Rootstocks Sent in February
Despite our best efforts to have them ready earlier, it is always February, sometimes early March, before we can send you the rootstocks. They may therefore be sent separately from the rest of your order.
How to Rescue Heirloom Varieties
You may want to save an old variety by collecting scionwood from that tree and grafting the wood on to a new rootstock. Or we can do the grafting for you if you bring the wood to the nursery. Call or email first for details.
firstname.lastname@example.org - 800.391.8892
We charge $5 per graft plus the cost of the rootstock. (Less for large quantities! Ask for a quote.) Also we can do grafting for you or teach you to do it at our annual Raintree classes. Also consider purchasing a grafting knife; or an Omega grafting tool which can make grafts easier for beginners or people uncomfortable with a sharp knife.

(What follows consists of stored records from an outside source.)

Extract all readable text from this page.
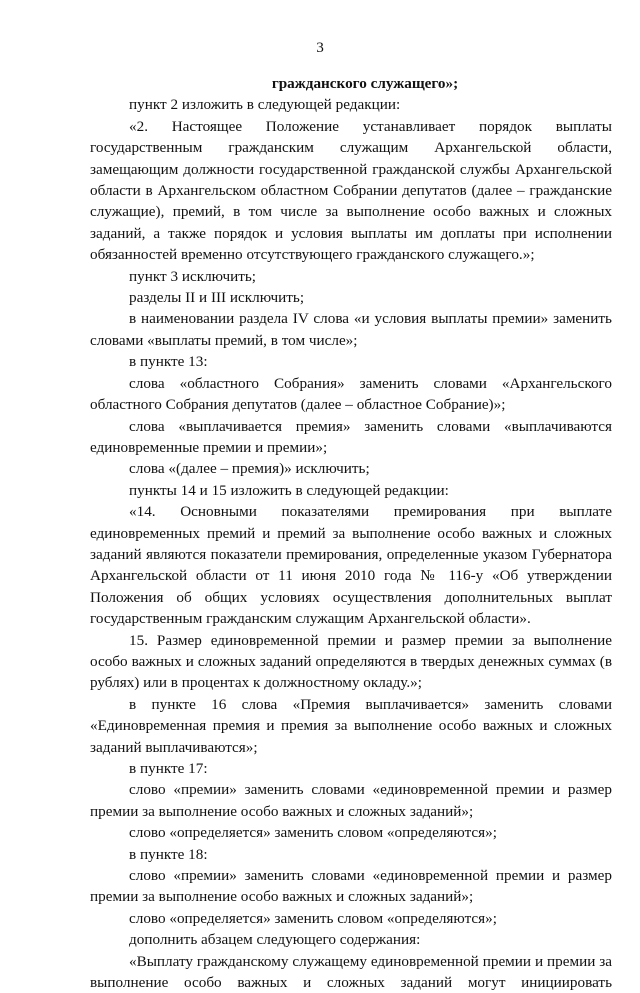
3

гражданского служащего»;

пункт 2 изложить в следующей редакции:

«2. Настоящее Положение устанавливает порядок выплаты государственным гражданским служащим Архангельской области, замещающим должности государственной гражданской службы Архангельской области в Архангельском областном Собрании депутатов (далее – гражданские служащие), премий, в том числе за выполнение особо важных и сложных заданий, а также порядок и условия выплаты им доплаты при исполнении обязанностей временно отсутствующего гражданского служащего.»;

пункт 3 исключить;

разделы II и III исключить;

в наименовании раздела IV слова «и условия выплаты премии» заменить словами «выплаты премий, в том числе»;

в пункте 13:

слова «областного Собрания» заменить словами «Архангельского областного Собрания депутатов (далее – областное Собрание)»;

слова «выплачивается премия» заменить словами «выплачиваются единовременные премии и премии»;

слова «(далее – премия)» исключить;

пункты 14 и 15 изложить в следующей редакции:

«14. Основными показателями премирования при выплате единовременных премий и премий за выполнение особо важных и сложных заданий являются показатели премирования, определенные указом Губернатора Архангельской области от 11 июня 2010 года № 116-у «Об утверждении Положения об общих условиях осуществления дополнительных выплат государственным гражданским служащим Архангельской области».

15. Размер единовременной премии и размер премии за выполнение особо важных и сложных заданий определяются в твердых денежных суммах (в рублях) или в процентах к должностному окладу.»;

в пункте 16 слова «Премия выплачивается» заменить словами «Единовременная премия и премия за выполнение особо важных и сложных заданий выплачиваются»;

в пункте 17:

слово «премии» заменить словами «единовременной премии и размер премии за выполнение особо важных и сложных заданий»;

слово «определяется» заменить словом «определяются»;

в пункте 18:

слово «премии» заменить словами «единовременной премии и размер премии за выполнение особо важных и сложных заданий»;

слово «определяется» заменить словом «определяются»;

дополнить абзацем следующего содержания:

«Выплату гражданскому служащему единовременной премии и премии за выполнение особо важных и сложных заданий могут инициировать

Planting Your Grafted Rootstock
Plant your grafted tree so that the graft is, if possible, only a couple of inches above the ground. This will help avoid the burr knots that sometimes form on the EMLA 26, EMLA 7, and MMlll apple rootstocks. If however, you need to graft higher on the rootstock to match the size of scion and rootstock this is also okay. It is often best to plant the grafted rootstock in a garden or easy to care for area, spaced about 18 inches apart for one or two years before planting the tree into your orchard. Use your fingers or pruners to keep any buds from growing below the graft union. Use a piece of scionwood with 2-4 buds to graft. However choose only one vigorous branch to tie up to start your new trunk and prune off any other branches that start to grow.